Être responsable d’un acte répréhensible menace l’image que nous donnons (de nous) aux autres sur le plan moral. Trouver des moyens de fuir sa responsabilité permet de préserver une image positive de soi, qui est d’ailleurs un élément essentiel pour notre identité [1]. Cela nous permet aussi d’esquiver les éventuelles conséquences de nos actes [2]. Par exemple, en niant sa responsabilité par rapport à une faute au travail, votre collègue évitera ainsi une sanction (ou un licenciement) et s’assurera d’être toujours apprécié.e par ses autres collègues. Puis, se positionner en tant que victime offrira plusieurs avantages : cela peut permettre de gagner la sympathie d’autres personnes, d’obtenir un dédommagement, ou même de légitimer de futures actions agressives de notre part, en les présentant comme de l’auto-défense [3, 4].
Ce que nous mettons instinctivement en place individuellement, se produit de manière similaire pour les conflits entre groupes. Dans plusieurs conflits intergroupes dans le monde, comme le conflit Israélo-Palestinien [5], le conflit entre les catholiques et les protestants en Irlande du nord [6], ou encore le conflit entre les Turcs et les Kurdes en Turquie [7], chaque groupe (nommé “endogroupe”, soit son propre groupe) se perçoit comme victime et perçoit le groupe opposé (l’exogroupe) comme responsable ou “perpétrateur” [8]. Ce phénomène s’explique par deux grandes théories de psychologie sociale : la théorie de l’identité sociale et la théorie de l’auto-catégorisation [1]. Selon ces théories, les individus sont motivés à promouvoir et maintenir des identités sociales positives. Ils cherchent à se percevoir positivement. Comment s’y prennent-ils ? Eh bien, en se comparant positivement à des exogroupes (c’est-à-dire, d’autres groupes). Ils vont alors mettre en place cela via des perceptions et comportements qui favorisent l’endogroupe par rapport à l’exogroupe. Il s’agira donc de pensées ou comportements qui sont avantageux pour leur propre groupe, comme valoriser son groupe dans son discours ou de favoriser les membres de son groupe lors de situations du quotidien.

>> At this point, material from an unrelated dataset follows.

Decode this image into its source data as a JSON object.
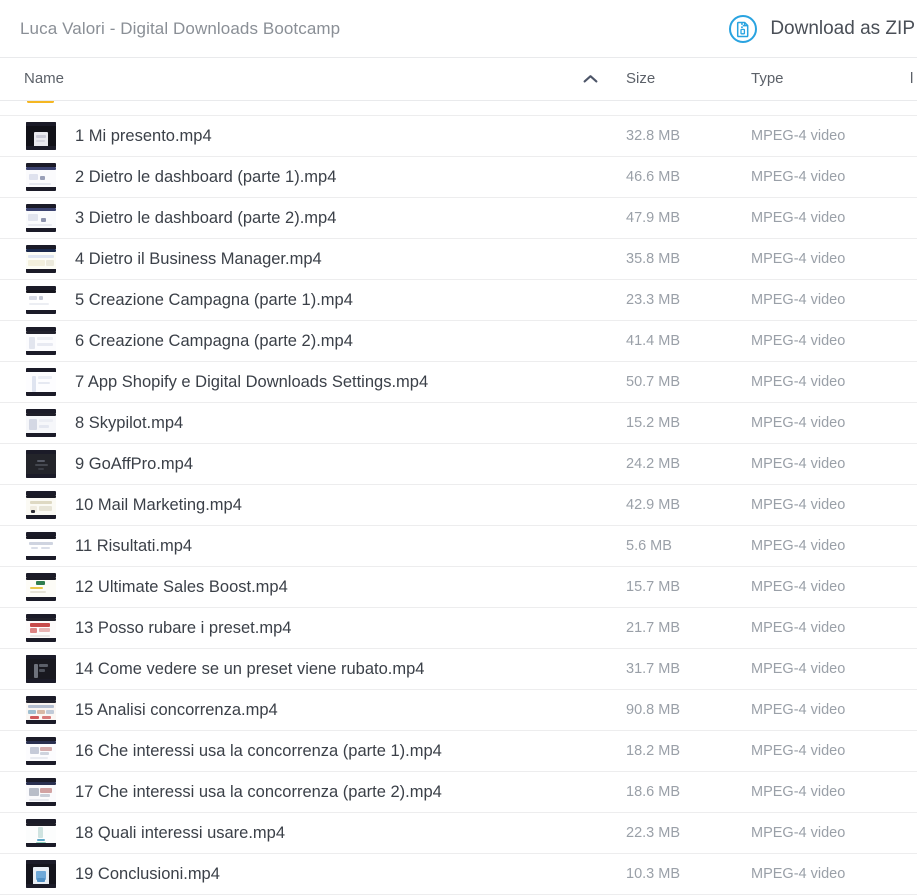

Pour mieux comprendre cela, nous vous proposons de nous pencher sur les expériences initiales de Tajfel, connues sous le nom de “paradigme des groupes minimaux”, des expériences devenues très célèbres. Le principe est simple : des participantes et participants sont réparti.es aléatoirement en deux groupes. On leur indique par exemple qu’ils font partie des jaunes. Juste après, on demande à chaque participant.e, individuellement, de distribuer des points entre les membres de leur propre groupe (jaune) et ceux de l’autre groupe (bleu). Les résultats ont montré que les personnes attribuaient plus de points ou de ressources à leur propre groupe qu’à l’autre groupe (l’exogroupe),… alors que ces groupes sont formés de manière aléatoire, et seulement quelques minutes avant l’expérience ! Ces études ont démontré l’existence d’un favoritisme envers l’endogroupe nommé le biais pro-endogroupe.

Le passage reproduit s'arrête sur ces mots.